Staphylococcal enterotoxin-like toxins U2 and V, two new staphylococcal superantigens arising from recombination within the enterotoxin gene cluster

Abstract

To test the hypothesis that the Staphylococcus aureus enterotoxin gene cluster (egc) can generate new enterotoxin genes by recombination, we analyzed the egc locus in a broad panel of 666 clinical isolates of S. aureus. egc was present in 63% of isolates, confirming its high prevalence. The archetypal organization of the egc locus, consisting of five enterotoxin genes plus two pseudogenes, was found in 409 of 421 egc-positive strains. The egc locus was incomplete in a few strains and occasionally harbored an insertion sequence and transposase genes.
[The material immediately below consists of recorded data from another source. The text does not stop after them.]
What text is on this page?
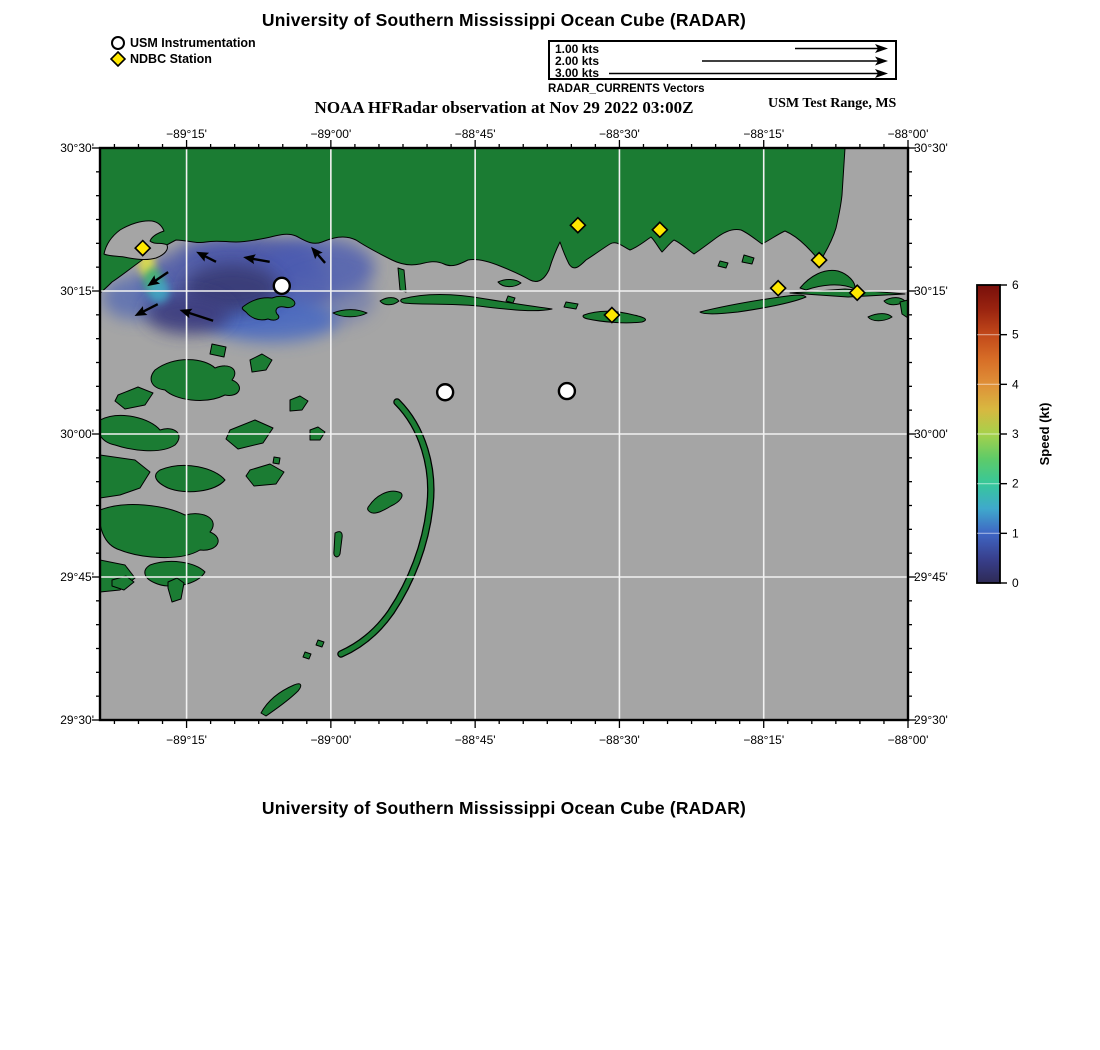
University of Southern Mississippi Ocean Cube (RADAR)
USM Instrumentation
NDBC Station
1.00 kts
2.00 kts
3.00 kts
RADAR_CURRENTS Vectors
NOAA HFRadar observation at Nov 29 2022 03:00Z	USM Test Range, MS
−89°15'
−89°15'
−89°00'
−89°00'
−88°45'
−88°45'
−88°30'
−88°30'
−88°15'
−88°15'
−88°00'
−88°00'
30°30'	30°30'
30°15'	30°15'
30°00'	30°00'
29°45'	29°45'
29°30'	29°30'
6
5
4
3
2
1
0
Speed (kt)
University of Southern Mississippi Ocean Cube (RADAR)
These strains may represent evolutionary intermediates of the egc locus. One strain with an atypical egc locus produced two new enterotoxins, designated SElV and SElU2, generated by (i) recombination between selm and sei, producing selv, and (ii) a limited deletion in the varphient1-varphient2 pseudogenes, producing selu2. Recombinant SElV and SElU2 had superantigen activity, as they specifically activated the T-cell families Vbeta 6, Vbeta 18, and Vbeta 21 (SElV) and Vbeta 13.2 and Vbeta 14 (SElU2). Immunoscope analysis showed a Gaussian CDR3 size distribution of T-cell receptor Vbeta chain junctional transcripts of expanded Vbeta subsets in toxin-stimulated cultures, reflecting a high level of polyclonality. These data show that egc is indeed capable of generating new superantigen genes through recombination.

FIG. 1.

Organization of the egc locus in reference and atypical strains. A900322 (GenBank accession number AFP285760) is the egc reference strain. A900624 harbors two new enterotoxin genes, selu2 and selv. LY19991287, A950227, LY19991222, A980341, and A940440 have an insertion sequence (Rve-like 1-transposase 8 or Rve-like 2-IstB-like). These sequences are shown schematically below the genes into which they are inserted.

FIG. 2.

Genetic organization of the strain A900624 egc locus in comparison with the archetypal egc locus of reference strain A900322. Black arrows indicate the locations of primers used for the SElV (R-SElV 1 and R-SElV 2) and SElU2 (R-SElU2 1 and R-SElU2 2) recombinant strategy.

FIG. 3.

Analysis of selv and selu2 transcripts by RT-PCR. cDNA was prepared from S. aureus A900624 total RNA using the RT primers shown (RT), followed by PCR using primer pairs A to E (boxed). Lanes A to E, results obtained using the corresponding primer pairs. Lane 1, 1-kb molecular size marker; lane 2, RT-PCR negative control (heat inactivation of reverse transcriptase); lanes A1 to E1, RT-PCR from extract of A900624; lanes A2 to E2, PCR positive control (A900624 DNA as template).

FIG. 4.

TCR Vβ repertoire analysis of superantigen-stimulated PBMC by the Immunoscope approach. (A) Quantitative Vβ repertoire determined by real-time PCR analysis on day 0 (D0) and day 14 (D14) following stimulation with SElV or SElU2. The x axis indicates Vβ families and the y axis their relative frequency of usage. Selective Vβ expansion was considered to occur when the D14/D0 Vβ frequency ratio was >3. (B) Immunoscope profiles of the fluorescent Vβ-Cβ runoff products obtained with 14-day-stimulated mononuclear cells. The x axis indicates the CDR3 length. Only profiles corresponding to Vβ expansion are shown.

FIG. 5.

Flow cytometric kinetic analysis of T cell stimulation by SElU2. Time courses of Vβ 13.2 (A) and Vβ 14 (B) expression in blast cells (closed circles) and small cells (open circles), identified with forward scatter/side scatter criteria, after stimulation of PBMC with 500 ng/ml SElU2 are shown. Vβ expansion was determined by flow cytometry. Data are percentages of CD3 T cells expressing the corresponding Vβ chains.

FIG. 6.

Immunoscope analysis of the time course of T-cell stimulation by SElU2. The quantitative Vβ repertoire determined with real-time PCR analysis on days 0, 1, 4, and 6 following stimulation with SElU2 is shown. The x axis indicates Vβ families and the y axis their relative frequency of usage.